設立7カ月で20億ドルの評価額へ、フランス発の生成AIモデル開発スタートアップMistralが注目される理由
コスト問題を抱える生成AIモデル
クローズドソースの大規模言語モデルとしては、OpenAIのGPT-3.5やGPT-4が有名だ。 現在これに対抗するオープンソースの大規模言語モデルの代表格として認知されているのがメタのLlama2となる。 Mistral AIはこれら競合企業に対しどのようなアプローチで市場における存在感を高めようとしているのか。同社の最新AIモデルに見られるのは、モデルの効率化と他のモデルにはない多言語能力による差別化だ。 大規模言語モデルは、絶対的ではないものの、パラメータ数が増えるほどパフォーマンスが高まるという性質を持っている。このため、これまでの大規模言語モデル開発では、AIモデルの精度を高めるための主要な手段として、パラメータ数を増やすことに重きが置かれてきた。 その最たる例がOpenAIのGPT-4といえるだろう。OpenAIが提供しているチャットサービスChatGPTのデフォルトモデルは、パラメータ数1,750億のGPT-3.5。公式発表はないものの、AI開発コミュニティでは、GPT-4のパラメータ数は1兆5,000億~1兆7,000億とGPT-3.5の10倍ほどであるとの憶測が流れているのだ。 実際GPT-4は他社・他モデルに比べ高いパフォーマンスを持つものの、非常に高コストであることから、同モデルを用いたAIアプリケーションの広域展開は難しいものとなっている。一般的にパラメータ数が増える(モデルサイズが大きくなる)と、処理に必要なコンピューティングリソースコストが増大する。GPT-4の運用では膨大なコンピューティングリソースが割かれているとみられ、それがエンドユーザーに転嫁されている。 メタが開発したオープンソースのLlama2は無料で利用できるためモデル利用のコストはかからないが、その最上位モデルであるLlama2-70Bは700億(70B)のパラメータを持っており、企業が自社展開するには相応のハードウェアやクラウドスペックが必要となる。 NVIDIAによると、Llama2-70Bのチャットモデルでは、320GBのGPUメモリが必要になるという。
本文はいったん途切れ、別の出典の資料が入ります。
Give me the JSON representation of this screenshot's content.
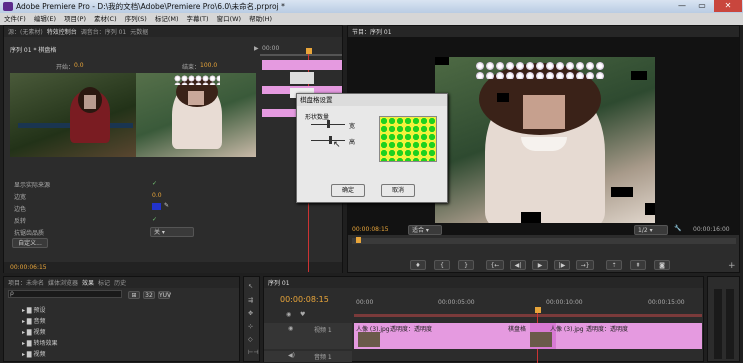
{
  "window": {
    "title": "Adobe Premiere Pro - D:\\我的文档\\Adobe\\Premiere Pro\\6.0\\未命名.prproj *"
  },
  "menu": [
    "文件(F)",
    "编辑(E)",
    "项目(P)",
    "素材(C)",
    "序列(S)",
    "标记(M)",
    "字幕(T)",
    "窗口(W)",
    "帮助(H)"
  ],
  "source_panel": {
    "tabs": [
      "源：(无素材)",
      "特效控制台",
      "调音台：序列 01",
      "元数据"
    ],
    "header": "序列 01 * 棋盘格",
    "start_label": "开始：",
    "start_value": "0.0",
    "end_label": "结束：",
    "end_value": "100.0"
  },
  "effect_props": {
    "show_source": "显示实际来源",
    "border_width_label": "边宽",
    "border_width_value": "0.0",
    "border_color_label": "边色",
    "reverse_label": "反转",
    "antialias_label": "抗锯齿品质",
    "antialias_value": "关",
    "custom_button": "自定义...",
    "timecode": "00:00:06:15",
    "mini_timecode": "00:00"
  },
  "dialog": {
    "title": "棋盘格设置",
    "group_label": "形状数量",
    "wide_label": "宽",
    "high_label": "高",
    "ok": "确定",
    "cancel": "取消"
  },
  "program_panel": {
    "tab": "节目：序列 01",
    "timecode": "00:00:08:15",
    "fit": "适合",
    "quality": "1/2",
    "end_timecode": "00:00:16:00"
  },
  "project_panel": {
    "tabs": [
      "项目：未命名",
      "媒体浏览器",
      "效果",
      "标记",
      "历史"
    ],
    "search_placeholder": "",
    "tree": [
      "预设",
      "音频",
      "视频",
      "转场效果",
      "视频"
    ]
  },
  "timeline": {
    "tab": "序列 01",
    "timecode": "00:00:08:15",
    "ruler": [
      "00:00",
      "00:00:05:00",
      "00:00:10:00",
      "00:00:15:00"
    ],
    "video_track": "视频 1",
    "audio_track": "音频 1",
    "clip_labels": [
      "人像 (3).jpg",
      "透明度：透明度",
      "棋盘格",
      "人像 (3).jpg",
      "透明度：透明度"
    ]
  },
  "colors": {
    "accent": "#e8a53a",
    "clip_pink": "#e59ae0",
    "dialog_bg": "#e8e8e8"
  }
}
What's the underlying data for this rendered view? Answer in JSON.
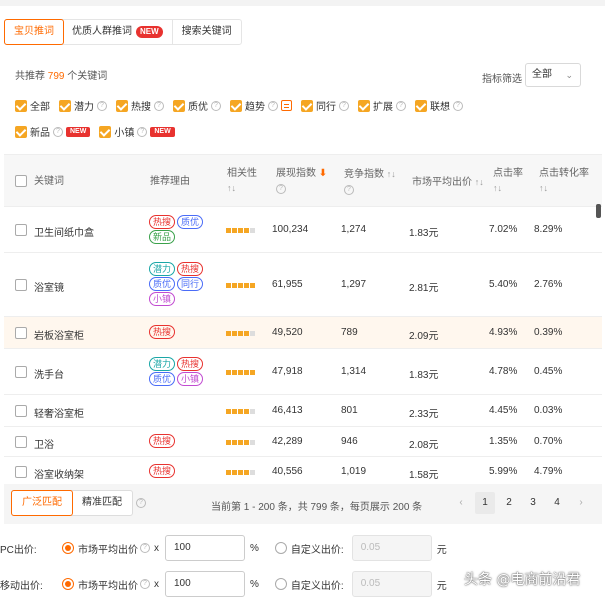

これはNVIDIAのGPU「A100 40GB」8台分に相当するメモリ数。少し前のGPUモデルであるA100は現在市場で1万~1万5,000ドルほどで取引されている。したがってGPUだけでも、Llama2-70Bのチャットモデルを稼働するには、8万~12万ドルのコストがかかることになる。 通常32ビットの浮動小数点数を使用するパラメータを4ビットなどより少ないビット数で表現するアプローチも存在する。これによりAIのモデルサイズを縮小し、メモリの使用量を減らすことも可能だ。4ビットに縮小する場合、モデルサイズは8分の1となり、必要となるGPUメモリを40GBに下げることができると報告されている。それでもA100 40GBを1台用意する必要があり、最低でも1万~1万5000ドルのコストが伴う。